QUESTA MATTINA UN TUNISINO DI MERDA DELLA SINISTRA SCHIFOSA MALEDETTA!, E' ENTRATO IN COMUNE A MINACIARE PERCHE' VOLEVA IL CIBO GRATIS, LA CASA GRATIS E LE SIGARETTE GRATIS. MOLTO PROBABILMENTE VOLEVA ANCHE UNA TROIA PER SCOPARE. TUTTO A SPESE DEGLI ITALIANI. LE CHIAMANO RISORSE, MA TRA NON MOLTO CI PORTERANNO ALLA FAME TUTTI. 5 MILIONI L'ANNO SPENDIAMO PER MANTENERE QUESTE BESTIE, FATE I CONTI VOI DI QUANTI MILIONI SONO STATI SPESI NEGLI ANNI PASSATI. PERO' NEGLI ULTIMI 4 ANNI DI GOVERNO MELONI IL BUSINESS DELLA SINISTRA E' STATO CHIUSO.

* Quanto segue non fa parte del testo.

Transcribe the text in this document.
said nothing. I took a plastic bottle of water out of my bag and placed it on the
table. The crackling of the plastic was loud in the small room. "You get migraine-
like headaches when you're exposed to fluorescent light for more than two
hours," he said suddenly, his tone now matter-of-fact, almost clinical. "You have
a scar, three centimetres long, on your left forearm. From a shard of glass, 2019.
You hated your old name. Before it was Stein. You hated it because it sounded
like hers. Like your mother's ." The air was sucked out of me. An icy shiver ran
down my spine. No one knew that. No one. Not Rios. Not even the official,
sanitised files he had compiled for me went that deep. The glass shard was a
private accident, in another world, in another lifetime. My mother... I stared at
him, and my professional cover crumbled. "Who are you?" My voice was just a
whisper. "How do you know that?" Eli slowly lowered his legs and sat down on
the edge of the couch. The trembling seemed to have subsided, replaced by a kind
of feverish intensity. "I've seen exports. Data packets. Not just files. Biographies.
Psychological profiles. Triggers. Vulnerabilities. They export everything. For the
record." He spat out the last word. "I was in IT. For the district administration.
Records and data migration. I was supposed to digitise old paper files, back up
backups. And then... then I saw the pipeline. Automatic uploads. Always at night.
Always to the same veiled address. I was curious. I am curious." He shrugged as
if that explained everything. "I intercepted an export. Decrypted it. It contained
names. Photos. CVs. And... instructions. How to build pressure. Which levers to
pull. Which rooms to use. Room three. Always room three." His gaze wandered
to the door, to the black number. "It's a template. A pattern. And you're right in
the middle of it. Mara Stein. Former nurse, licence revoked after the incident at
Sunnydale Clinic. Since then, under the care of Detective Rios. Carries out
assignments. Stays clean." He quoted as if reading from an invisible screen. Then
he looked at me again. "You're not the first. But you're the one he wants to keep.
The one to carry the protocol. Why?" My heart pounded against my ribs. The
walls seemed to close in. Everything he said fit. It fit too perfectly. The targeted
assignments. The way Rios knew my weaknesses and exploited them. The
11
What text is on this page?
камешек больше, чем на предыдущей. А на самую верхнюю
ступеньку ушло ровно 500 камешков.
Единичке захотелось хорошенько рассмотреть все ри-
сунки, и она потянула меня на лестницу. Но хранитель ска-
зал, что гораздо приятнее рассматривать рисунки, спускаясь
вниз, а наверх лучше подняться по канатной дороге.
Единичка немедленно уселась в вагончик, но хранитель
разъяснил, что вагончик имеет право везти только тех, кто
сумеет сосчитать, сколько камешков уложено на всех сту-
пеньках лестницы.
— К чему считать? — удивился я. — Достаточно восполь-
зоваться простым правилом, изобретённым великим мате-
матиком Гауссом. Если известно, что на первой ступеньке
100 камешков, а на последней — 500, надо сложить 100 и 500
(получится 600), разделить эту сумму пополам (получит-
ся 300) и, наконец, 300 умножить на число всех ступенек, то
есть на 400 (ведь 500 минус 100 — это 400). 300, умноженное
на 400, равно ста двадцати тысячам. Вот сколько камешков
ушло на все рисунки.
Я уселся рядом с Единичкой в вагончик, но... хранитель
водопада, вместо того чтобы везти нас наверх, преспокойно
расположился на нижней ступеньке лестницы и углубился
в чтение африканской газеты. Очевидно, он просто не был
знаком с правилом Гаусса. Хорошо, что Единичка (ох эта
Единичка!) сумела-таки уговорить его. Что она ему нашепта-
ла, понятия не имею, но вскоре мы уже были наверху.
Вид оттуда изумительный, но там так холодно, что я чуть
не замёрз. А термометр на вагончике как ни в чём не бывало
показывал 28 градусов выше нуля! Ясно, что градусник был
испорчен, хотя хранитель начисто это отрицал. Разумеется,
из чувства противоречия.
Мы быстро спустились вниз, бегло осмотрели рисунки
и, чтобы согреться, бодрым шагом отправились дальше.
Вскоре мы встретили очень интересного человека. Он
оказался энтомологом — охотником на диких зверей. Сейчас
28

Questa mattina intorno alle 9.30 un uomo sui 40 anni, di nazionalità tunisina, non residente a Ferrara, che gode di protezione internazionale, è entrato in Comune in evidente stato di agitazione, urlando e chiedendo “casa, cibo e sigarette”, oltre a volermi incontrare personalmente.
Dal rapporto degli operatori di sicurezza del Comune si evince che l’uomo si comportava in maniera pericolosa e, infatti, per fermarlo è stato necessario l’intervento di 4 agenti della Polizia di Stato e 2 della Polizia Locale.
Era già successo il 13 agosto, quando alla stessa ora aveva posto le medesime richieste ai messi comunali, iniziando ad alzare i toni anche con le nostre dipendenti all’ingresso.
L’uomo era già conosciuto dai nostri servizi comunali, con cui si era già confrontato, ed era stato invitato a rivolgersi alla città presso cui aveva registrato il permesso di soggiorno.
Ho sentito quindi la Questura per spiegare questa situazione, pericolosa per tutti, non solo per i dipendenti, ma anche per i cittadini e i turisti che visitano il Palazzo Ducale, e mi è stato comunicato che gli è stato notificato un foglio di via e che quindi dovrà lasciare la città.
Non è un caso isolato, purtroppo, qui a Ferrara come in altre città. A maggior ragione se la linea politica del Comune in materia di immigrazione, come la nostra, è molto chiara: o sei qui per lavorare in modo onesto come tutti, oppure non può esserci alcuna forma di accoglienza.
Non si può pensare di venire in Italia solo per sfruttare il welfare costruito dai nostri predecessori, ed episodi come questo non possono che darmi ulteriore determinazione nel portare avanti battaglie come quella sulla residenzialità storica.
Questo nostro approccio ha incontrato in questi anni, come sapete, anche valutazioni diverse da parte della magistratura che, pur non condividendole, naturalmente le rispettiamo.
Allo stesso tempo, la nostra resta una linea politica e amministrativa di principio che intendiamo continuare a sostenere, nel rispetto delle norme e di tutti i cittadini, compresi coloro che qui hanno trovato casa in autonomia, senza aiuti, rimboccandosi le maniche, lavorando onestamente e senza creare problemi alla collettività.
Ringrazio quindi il Questore, la Polizia Locale e gli agenti intervenuti, che hanno evitato che la situazione degenerasse.